Studies aimed at solving the solution structure of the optimized protein by nuclear magnetic resonance ( NMR) spectroscopy have been initiated in collaboration with James Chou at Harvard Medical School . It is expected that this work will be completed this coming year. The results will enable the comparison between the structure of the folding-optimized protein and that of the high-affinity variant protein that has been solved by X-ray crystallography. These two proteins differ in about 25% of their residues, so it will be of interest to see how much their structures have diverged.

A simple model of reaction (metabolic) networks catalyzed by functional proteins existing among random sequences has been developed and studied computationally. Biochemically plausible rules for identifying populations of functional proteins have been formulated in previous years of this project. By investigating large populations of networks it was demonstrated that their subset can self-organize and evolve towards increasing complexity even in the absence of a genome.
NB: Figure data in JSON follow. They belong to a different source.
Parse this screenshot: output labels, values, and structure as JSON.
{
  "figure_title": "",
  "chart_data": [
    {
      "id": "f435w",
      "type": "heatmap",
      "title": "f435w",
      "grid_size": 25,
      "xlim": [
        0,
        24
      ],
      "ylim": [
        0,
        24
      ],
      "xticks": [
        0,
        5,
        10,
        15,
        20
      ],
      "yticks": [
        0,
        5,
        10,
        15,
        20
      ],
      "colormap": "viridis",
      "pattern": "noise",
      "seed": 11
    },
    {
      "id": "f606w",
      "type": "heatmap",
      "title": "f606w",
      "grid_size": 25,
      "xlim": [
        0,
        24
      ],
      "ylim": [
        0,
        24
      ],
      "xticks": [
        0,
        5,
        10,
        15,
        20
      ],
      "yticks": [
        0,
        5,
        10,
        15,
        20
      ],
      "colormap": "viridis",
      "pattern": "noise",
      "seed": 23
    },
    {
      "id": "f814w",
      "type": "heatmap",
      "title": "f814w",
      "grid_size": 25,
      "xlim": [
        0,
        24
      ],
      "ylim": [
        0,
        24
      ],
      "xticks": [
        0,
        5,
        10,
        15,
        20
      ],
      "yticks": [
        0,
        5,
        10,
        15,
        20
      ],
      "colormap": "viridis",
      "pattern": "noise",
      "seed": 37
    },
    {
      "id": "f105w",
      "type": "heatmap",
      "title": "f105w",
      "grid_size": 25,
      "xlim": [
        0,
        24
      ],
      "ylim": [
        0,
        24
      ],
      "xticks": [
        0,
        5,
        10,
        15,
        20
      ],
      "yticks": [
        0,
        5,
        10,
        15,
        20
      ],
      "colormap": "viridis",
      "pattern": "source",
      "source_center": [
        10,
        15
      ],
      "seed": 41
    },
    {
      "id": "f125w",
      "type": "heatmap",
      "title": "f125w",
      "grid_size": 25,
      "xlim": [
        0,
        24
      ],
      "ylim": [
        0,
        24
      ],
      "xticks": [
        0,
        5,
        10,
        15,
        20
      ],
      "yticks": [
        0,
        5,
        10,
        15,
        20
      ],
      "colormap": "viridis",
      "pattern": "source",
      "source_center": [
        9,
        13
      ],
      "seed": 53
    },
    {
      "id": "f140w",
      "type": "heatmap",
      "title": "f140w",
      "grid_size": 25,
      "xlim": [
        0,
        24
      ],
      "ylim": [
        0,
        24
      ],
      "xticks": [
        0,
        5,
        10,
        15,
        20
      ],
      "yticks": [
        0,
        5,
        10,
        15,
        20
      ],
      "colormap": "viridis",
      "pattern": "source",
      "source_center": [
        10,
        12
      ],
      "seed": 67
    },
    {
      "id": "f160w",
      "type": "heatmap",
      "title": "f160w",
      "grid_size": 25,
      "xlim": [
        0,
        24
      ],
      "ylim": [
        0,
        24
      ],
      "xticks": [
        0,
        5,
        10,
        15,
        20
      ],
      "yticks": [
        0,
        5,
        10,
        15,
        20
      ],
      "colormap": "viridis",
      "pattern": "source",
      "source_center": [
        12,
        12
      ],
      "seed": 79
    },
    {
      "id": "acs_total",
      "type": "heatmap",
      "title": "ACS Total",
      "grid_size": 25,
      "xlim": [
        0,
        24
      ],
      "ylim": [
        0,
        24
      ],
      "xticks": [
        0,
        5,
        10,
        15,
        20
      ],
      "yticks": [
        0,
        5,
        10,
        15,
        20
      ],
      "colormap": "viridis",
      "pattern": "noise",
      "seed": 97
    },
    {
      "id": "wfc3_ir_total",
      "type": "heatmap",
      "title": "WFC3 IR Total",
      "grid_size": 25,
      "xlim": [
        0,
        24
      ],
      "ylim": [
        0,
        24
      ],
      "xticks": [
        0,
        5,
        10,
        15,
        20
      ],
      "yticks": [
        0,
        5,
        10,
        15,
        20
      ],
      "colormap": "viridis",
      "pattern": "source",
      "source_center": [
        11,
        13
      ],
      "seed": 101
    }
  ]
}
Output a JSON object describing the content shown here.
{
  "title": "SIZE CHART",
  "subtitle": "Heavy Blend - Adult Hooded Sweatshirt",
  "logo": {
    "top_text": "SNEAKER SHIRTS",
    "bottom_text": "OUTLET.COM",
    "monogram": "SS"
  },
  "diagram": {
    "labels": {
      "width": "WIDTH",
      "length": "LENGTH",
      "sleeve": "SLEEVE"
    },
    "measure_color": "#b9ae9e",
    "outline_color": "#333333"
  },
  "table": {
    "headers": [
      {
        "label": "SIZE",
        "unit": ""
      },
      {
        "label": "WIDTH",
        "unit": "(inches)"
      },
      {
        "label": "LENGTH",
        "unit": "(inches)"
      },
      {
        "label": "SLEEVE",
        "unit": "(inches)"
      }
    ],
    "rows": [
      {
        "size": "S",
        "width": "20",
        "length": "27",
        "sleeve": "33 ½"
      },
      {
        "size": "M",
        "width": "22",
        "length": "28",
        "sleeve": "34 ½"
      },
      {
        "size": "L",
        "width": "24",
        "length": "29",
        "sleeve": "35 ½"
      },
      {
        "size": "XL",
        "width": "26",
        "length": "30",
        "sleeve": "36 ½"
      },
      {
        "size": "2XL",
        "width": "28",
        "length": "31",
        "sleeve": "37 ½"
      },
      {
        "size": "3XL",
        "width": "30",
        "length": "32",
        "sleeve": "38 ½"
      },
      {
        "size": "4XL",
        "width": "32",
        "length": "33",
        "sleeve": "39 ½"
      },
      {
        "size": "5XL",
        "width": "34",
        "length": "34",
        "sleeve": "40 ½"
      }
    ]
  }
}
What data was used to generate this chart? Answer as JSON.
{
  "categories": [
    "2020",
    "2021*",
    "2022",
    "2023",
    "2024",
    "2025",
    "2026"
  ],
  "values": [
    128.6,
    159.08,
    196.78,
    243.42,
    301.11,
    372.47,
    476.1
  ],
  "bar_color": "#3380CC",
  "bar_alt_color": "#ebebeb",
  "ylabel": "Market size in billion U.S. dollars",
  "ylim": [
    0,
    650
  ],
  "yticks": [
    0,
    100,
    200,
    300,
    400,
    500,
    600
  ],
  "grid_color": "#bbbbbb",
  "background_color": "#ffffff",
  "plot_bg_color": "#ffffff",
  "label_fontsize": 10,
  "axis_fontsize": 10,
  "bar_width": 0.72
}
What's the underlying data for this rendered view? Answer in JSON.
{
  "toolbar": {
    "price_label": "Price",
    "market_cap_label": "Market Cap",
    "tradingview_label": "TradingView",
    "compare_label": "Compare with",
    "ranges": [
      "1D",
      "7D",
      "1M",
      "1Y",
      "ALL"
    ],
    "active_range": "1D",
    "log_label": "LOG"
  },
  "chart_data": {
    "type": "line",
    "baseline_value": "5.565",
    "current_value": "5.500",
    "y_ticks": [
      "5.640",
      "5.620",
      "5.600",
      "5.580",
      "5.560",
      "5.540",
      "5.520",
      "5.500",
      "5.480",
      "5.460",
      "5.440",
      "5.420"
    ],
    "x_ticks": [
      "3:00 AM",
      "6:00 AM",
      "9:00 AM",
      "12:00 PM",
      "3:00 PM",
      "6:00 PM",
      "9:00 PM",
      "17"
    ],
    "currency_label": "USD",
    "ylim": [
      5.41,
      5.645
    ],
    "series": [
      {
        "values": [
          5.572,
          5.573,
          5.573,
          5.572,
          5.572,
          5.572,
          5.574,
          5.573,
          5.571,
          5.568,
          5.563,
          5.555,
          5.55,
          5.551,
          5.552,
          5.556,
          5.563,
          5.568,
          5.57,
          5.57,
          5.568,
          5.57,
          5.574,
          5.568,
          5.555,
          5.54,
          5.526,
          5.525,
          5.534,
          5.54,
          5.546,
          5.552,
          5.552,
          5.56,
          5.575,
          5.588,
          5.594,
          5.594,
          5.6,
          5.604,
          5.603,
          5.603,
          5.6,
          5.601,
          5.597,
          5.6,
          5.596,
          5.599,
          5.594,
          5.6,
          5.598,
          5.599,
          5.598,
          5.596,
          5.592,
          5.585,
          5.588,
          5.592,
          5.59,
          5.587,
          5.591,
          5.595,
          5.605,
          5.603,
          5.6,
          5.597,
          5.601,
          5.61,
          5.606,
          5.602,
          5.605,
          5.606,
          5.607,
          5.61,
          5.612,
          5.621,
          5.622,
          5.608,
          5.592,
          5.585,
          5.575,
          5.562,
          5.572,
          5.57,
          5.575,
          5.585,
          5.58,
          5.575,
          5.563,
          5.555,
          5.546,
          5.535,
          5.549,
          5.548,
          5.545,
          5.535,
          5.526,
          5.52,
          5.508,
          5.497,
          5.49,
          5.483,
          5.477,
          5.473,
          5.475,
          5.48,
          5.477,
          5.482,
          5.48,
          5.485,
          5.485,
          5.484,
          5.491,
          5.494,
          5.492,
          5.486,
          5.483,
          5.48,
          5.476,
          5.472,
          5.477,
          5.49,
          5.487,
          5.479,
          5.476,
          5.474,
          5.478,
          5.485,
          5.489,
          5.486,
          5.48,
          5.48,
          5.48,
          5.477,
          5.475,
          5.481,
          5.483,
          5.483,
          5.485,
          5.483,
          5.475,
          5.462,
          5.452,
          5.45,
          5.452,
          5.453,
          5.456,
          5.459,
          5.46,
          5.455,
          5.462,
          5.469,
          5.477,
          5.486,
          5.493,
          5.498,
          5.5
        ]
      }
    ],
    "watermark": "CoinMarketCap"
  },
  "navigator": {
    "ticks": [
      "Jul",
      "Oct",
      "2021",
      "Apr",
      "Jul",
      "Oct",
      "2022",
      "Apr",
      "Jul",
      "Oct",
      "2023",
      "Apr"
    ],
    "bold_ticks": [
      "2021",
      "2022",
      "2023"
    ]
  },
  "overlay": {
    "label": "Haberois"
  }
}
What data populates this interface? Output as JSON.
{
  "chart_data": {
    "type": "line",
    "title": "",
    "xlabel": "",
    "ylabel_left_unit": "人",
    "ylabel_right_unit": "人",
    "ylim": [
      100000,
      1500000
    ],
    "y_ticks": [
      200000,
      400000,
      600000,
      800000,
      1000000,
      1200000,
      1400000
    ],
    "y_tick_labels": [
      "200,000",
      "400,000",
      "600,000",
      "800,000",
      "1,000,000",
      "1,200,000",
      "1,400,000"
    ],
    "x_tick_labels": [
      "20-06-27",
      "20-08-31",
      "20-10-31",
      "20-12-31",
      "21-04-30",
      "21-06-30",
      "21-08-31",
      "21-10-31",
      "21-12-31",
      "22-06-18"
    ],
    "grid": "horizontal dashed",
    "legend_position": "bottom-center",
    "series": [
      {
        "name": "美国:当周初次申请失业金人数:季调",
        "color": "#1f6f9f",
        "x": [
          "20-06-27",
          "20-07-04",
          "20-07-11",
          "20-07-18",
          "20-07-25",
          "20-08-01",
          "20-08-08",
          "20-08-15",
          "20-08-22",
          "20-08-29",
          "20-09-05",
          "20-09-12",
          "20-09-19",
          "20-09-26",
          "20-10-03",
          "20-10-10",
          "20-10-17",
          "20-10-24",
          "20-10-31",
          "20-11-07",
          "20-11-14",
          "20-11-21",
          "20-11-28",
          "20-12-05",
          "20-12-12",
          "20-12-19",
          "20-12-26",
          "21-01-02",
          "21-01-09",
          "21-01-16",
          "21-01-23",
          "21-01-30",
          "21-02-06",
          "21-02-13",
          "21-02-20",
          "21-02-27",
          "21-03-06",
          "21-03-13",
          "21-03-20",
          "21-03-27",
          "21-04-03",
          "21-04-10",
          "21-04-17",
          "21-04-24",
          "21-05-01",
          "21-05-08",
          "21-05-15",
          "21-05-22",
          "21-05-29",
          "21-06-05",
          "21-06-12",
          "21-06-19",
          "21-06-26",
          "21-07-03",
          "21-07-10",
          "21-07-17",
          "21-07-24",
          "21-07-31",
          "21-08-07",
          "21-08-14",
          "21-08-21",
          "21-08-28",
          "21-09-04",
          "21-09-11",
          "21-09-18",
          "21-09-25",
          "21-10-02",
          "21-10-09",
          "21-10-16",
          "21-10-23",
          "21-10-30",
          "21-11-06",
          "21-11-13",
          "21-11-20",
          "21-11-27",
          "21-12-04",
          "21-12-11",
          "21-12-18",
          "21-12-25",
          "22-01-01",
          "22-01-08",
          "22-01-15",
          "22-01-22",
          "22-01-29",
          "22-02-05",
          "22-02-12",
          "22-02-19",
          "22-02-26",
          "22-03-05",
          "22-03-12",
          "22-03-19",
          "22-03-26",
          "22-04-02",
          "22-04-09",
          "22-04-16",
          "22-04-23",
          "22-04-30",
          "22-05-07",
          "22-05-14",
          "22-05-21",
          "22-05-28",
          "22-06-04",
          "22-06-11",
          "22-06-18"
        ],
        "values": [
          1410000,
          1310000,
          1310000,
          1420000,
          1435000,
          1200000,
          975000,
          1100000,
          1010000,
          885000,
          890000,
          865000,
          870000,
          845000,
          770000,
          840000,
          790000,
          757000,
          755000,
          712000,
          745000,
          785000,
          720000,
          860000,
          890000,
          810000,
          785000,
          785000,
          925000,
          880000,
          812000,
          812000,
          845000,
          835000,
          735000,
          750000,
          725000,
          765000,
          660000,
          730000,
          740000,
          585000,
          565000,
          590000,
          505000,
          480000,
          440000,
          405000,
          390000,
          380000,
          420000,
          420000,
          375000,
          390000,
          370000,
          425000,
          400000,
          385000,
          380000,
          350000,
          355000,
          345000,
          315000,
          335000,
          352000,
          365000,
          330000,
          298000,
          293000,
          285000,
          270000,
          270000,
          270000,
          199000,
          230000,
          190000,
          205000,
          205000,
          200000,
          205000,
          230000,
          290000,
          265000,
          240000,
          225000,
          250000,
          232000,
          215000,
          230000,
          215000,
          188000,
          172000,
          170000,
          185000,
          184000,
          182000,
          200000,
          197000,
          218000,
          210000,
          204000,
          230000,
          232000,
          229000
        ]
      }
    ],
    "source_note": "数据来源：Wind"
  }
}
Networks can be classified into families (species) that persist even though individual networks disintegrate or transform with time. As the environmental conditions change, so do relative populations of different families. These results indicate that many concepts, such as speciation, developed in the context of genomic evolution also hold for conditions in the absence of a genome.

Evolutionary progress of the systems was, however, limited by the absence of a memory storage mechanism provided by the genome. To support the increasing complexity of the system, the presence of proteins with increasing efficiency and specificity was needed. These proteins, however, are quite rare among random sequences and are not encountered on a consistent basis. The results support the hypothesis that initial protobiological evolution could have progressed without a genome but could not have reached the complexity approaching real cellular systems.